UV radiation often damages our DNA. Researchers at Kiel University and The University of Bristol, Great Britain, have now seen for the first time what happens in DNA building blocks when they are stimulated by ultraviolet light, and what they do to prevent themselves from being destroyed. The results show: the molecules use the absorbed energy to set off a completely harmless reaction which prevents the genes being altered. The study can be found in the current edition of the journal Angewandte Chemie (Applied Chemistry).
Our DNA contains the bases adenine, guanine, cytosine and thymine. The chemists used ultra short blasts of light to shoot base pairs guanine and cytosine which were stimulated with UV light. They were only able to reveal the protective molecular mechanism using this method of femtosecond spectroscopy, because the process happened within a few quadrillionths of a second.

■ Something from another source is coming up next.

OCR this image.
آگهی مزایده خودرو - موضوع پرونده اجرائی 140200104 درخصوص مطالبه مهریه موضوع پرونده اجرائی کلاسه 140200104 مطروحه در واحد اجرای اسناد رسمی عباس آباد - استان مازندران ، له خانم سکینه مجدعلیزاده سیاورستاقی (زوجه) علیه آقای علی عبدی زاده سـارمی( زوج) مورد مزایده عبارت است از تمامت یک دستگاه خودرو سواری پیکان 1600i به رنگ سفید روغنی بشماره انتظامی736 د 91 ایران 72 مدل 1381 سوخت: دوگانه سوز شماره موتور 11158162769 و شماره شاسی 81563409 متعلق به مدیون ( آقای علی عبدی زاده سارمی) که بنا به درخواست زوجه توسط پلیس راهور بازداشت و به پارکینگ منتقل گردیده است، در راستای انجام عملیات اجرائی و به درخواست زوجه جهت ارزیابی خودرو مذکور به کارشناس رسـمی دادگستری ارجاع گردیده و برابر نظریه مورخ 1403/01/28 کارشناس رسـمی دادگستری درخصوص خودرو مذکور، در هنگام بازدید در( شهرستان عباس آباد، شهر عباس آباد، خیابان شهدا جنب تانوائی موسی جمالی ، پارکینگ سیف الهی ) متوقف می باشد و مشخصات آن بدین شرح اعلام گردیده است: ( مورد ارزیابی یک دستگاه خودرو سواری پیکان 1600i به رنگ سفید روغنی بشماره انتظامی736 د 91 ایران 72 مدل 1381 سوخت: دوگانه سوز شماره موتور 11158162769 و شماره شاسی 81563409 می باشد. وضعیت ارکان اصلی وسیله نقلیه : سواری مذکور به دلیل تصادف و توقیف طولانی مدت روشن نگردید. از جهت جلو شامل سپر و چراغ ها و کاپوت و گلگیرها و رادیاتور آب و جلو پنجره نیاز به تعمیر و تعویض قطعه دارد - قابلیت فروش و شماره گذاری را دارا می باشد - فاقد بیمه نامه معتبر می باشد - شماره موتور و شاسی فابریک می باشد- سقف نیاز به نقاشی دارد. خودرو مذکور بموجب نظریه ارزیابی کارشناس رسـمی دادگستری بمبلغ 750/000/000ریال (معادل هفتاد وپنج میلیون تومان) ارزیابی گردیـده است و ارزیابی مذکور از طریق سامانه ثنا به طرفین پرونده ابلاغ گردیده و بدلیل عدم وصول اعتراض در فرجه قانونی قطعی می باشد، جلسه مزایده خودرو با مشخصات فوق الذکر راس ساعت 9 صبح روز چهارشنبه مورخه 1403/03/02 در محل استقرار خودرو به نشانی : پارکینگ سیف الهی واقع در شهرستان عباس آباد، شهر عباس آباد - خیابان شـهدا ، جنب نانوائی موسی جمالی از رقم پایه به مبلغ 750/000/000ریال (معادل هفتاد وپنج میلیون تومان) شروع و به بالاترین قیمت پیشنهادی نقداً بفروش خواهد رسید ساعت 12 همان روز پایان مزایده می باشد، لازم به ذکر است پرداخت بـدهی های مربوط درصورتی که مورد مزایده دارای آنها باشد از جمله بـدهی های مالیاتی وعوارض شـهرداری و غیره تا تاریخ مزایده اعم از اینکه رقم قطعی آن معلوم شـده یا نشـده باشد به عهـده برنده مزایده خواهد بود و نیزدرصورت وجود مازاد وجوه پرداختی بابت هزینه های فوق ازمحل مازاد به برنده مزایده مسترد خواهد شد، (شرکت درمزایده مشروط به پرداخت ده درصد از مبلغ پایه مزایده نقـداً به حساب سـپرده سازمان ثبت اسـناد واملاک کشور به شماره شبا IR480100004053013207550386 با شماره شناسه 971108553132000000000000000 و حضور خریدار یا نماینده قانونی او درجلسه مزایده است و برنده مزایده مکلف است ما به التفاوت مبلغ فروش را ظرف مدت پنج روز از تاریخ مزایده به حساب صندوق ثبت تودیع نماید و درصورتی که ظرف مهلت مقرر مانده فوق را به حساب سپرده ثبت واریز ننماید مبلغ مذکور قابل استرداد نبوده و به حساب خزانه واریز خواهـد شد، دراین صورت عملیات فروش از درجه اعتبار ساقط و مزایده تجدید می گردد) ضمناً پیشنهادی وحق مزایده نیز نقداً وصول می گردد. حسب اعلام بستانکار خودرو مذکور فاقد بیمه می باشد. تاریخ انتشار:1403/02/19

During the so-called electron-driven proton transfer process (EDPT), a hydrogen atom is displaced within the molecular compound. The base pair, however, immediately returns to its original starting structure from the same procedure. "Nature uses the reaction to strengthen the DNA's resistance to light by orders of magnitude -- it is sort of a sun protection for DNA," said Professor Friedrich Temps, head of the Kiel research team from the Institute of Physical Chemistry. "The DNA building blocks themselves thereby relieve the cells' hugely complex and very slowly active repair mechanisms using enzymes. The discovery of these enzymes this year was awarded the Nobel Prize for Chemistry. Without the passive processes we observed, the cells' active repair mechanisms would be completely overloaded," added Professor Andrew Orr-Ewing, head of the team in Bristol.
In a few cases, however, the base pair was not able to return to the original situation. Here, EDPT caused two hydrogen atoms to be displaced. "The product could be a mutagen precursor and lead to DNA damage," explained Dr Katharina Röttger from the English working group, who received her doctoral degree in Kiel. Future experiments will have to show what then happens to this molecule. "We can only say that the potentially mutagen molecule survived our measurement time frame of one nanosecond (= a billionth of a second)," said Röttger.

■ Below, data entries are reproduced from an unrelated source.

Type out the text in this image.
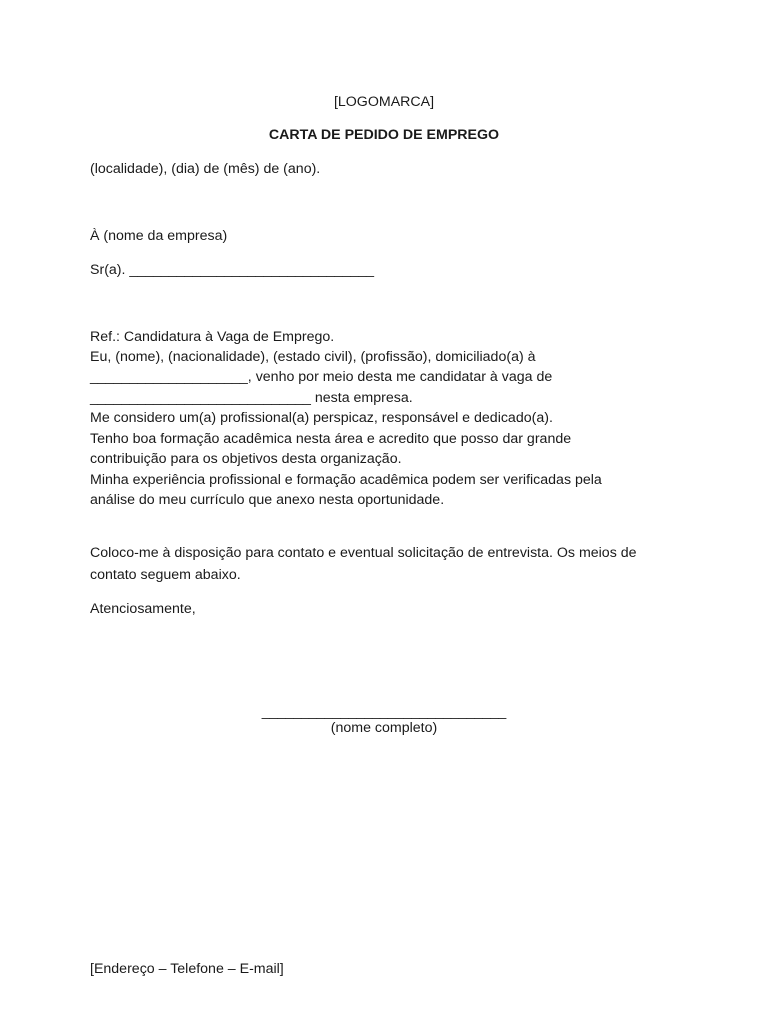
[LOGOMARCA]
CARTA DE PEDIDO DE EMPREGO
(localidade), (dia) de (mês) de (ano).
À (nome da empresa)
Sr(a). _______________________________
Ref.: Candidatura à Vaga de Emprego.
Eu, (nome), (nacionalidade), (estado civil), (profissão), domiciliado(a) à
____________________, venho por meio desta me candidatar à vaga de
____________________________ nesta empresa.
Me considero um(a) profissional(a) perspicaz, responsável e dedicado(a).
Tenho boa formação acadêmica nesta área e acredito que posso dar grande
contribuição para os objetivos desta organização.
Minha experiência profissional e formação acadêmica podem ser verificadas pela
análise do meu currículo que anexo nesta oportunidade.
Coloco-me à disposição para contato e eventual solicitação de entrevista. Os meios de
contato seguem abaixo.
Atenciosamente,
_______________________________
(nome completo)
[Endereço – Telefone – E-mail]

The scientists now want to find out whether the same processes also occur in a long DNA strand. The many interactions within and between the molecules and in the hydrogen bridges make this undertaking more complicated, however. Extremely fast reactions are often covered up by slower ones. Professor Temps and Professor Orr-Ewing are confident that the analysis tools of their working groups will soon be able to solve this puzzle, too.